Beklenen oluyor. 31 Mart Yerel Seçimlerinden “birinci parti” konumunu kaybederek çıkan AKP, geri adım atmak yerine “sulta”sını pekiştirerek çıkış arıyor. İnşa yolundaki şeriatçı rejimine yeni istinat duvarları, yeni sütunlar oluşturmaya girişiyor.

Ne “fabrika ayarlarında” ne de sonraki siyaset mecrasında hiçbir zaman demokratik kaygıları olmamış bir dinci-faşizan hareketin, gerileyen siyasi etkisini “yumuşayarak”, “yeni uzlaşma zeminleri yaratarak” aşmaya çalışması esasen siyasetin doğasına aykırı olurdu. Bu tür rejimler, kendi programları yönünde durmaksızın “ilerlemek” ve kendilerini hesap sorulamaz bir bölgeye taşımak zorundadırlar. Seçimlerde oy yitirmeleri onları duraklatmaz tam tersine hızlanmaları gerektiğinin işareti olarak algılanır. Çünkü zaman sıkıştırmaktadır ve hareket alanlarının daralmasına izin verilemez!
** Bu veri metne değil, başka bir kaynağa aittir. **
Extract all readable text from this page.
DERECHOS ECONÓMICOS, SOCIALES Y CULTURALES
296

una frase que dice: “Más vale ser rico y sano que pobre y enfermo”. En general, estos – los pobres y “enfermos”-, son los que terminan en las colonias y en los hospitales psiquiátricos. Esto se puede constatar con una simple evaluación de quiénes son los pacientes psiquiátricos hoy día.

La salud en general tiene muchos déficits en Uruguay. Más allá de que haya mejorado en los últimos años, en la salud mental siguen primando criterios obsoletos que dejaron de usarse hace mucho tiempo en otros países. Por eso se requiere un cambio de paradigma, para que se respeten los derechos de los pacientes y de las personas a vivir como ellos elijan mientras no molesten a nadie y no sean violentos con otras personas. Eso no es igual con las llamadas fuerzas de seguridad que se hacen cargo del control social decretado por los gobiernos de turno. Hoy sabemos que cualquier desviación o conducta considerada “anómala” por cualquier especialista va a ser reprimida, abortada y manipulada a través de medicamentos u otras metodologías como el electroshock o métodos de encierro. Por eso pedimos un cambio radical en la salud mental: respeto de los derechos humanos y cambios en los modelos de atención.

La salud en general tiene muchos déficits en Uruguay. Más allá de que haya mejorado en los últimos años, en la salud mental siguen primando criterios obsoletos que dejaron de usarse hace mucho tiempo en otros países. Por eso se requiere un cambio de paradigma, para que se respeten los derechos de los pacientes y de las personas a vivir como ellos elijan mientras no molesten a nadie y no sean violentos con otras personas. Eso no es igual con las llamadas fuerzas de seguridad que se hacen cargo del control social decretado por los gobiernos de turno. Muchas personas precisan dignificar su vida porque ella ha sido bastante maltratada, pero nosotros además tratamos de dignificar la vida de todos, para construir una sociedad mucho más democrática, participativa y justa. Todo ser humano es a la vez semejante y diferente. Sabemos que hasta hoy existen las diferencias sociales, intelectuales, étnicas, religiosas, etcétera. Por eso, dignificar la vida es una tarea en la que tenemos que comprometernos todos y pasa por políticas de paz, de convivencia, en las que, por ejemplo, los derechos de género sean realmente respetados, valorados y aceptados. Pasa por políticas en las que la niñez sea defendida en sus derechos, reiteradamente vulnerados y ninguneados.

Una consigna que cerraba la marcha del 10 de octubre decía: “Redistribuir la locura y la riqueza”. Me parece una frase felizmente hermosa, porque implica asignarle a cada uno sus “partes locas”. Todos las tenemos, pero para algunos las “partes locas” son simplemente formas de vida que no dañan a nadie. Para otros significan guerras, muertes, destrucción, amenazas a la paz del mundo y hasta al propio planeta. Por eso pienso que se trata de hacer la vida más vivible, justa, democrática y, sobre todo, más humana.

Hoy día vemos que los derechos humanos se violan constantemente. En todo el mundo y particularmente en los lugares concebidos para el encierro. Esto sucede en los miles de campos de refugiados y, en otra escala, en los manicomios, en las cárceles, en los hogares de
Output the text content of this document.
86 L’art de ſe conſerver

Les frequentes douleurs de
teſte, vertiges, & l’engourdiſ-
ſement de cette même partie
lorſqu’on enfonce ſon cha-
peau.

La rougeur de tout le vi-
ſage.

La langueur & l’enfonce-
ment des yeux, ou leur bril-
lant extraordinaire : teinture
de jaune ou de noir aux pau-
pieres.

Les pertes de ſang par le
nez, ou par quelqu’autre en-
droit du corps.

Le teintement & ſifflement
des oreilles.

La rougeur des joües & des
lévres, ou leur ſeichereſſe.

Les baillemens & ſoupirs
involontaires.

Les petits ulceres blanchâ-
Elbette siyasi muhaliflerinden gelen ikramları da reddedecek, bir sözde “modus vivendi” sürecindeymiş gibi yapmaktan kaçınacak değiller. Ama aynı süreçte kendi programlarını damardan ilerletme imkânlarını buluyorlarsa, neden dursunlar? Nitekim, Milli Eğitim sistemine cepheden saldırıdan vazgeçmemek tam da bunun uzantısında. Kendi kırmızı çizgilerini boşuna hatırlatıp durmuyor Erdoğan.

Peki bu fütursuzluğu nereden kaynaklanıyor? Karşısındaki siyasi muhalefetin doğru tanımlanmış kırmızı çizgilerinin hâlâ olmamasından! Bunca saldırıya rağmen, “Milli Eğitim kırımızı çizgimizdir, iktidar bu alandaki bilim dışı saldırılarını durdurmazsa görüşme mörüşme olmaz” diyebilen bir anamuhalefet lideri görebiliyor musunuz?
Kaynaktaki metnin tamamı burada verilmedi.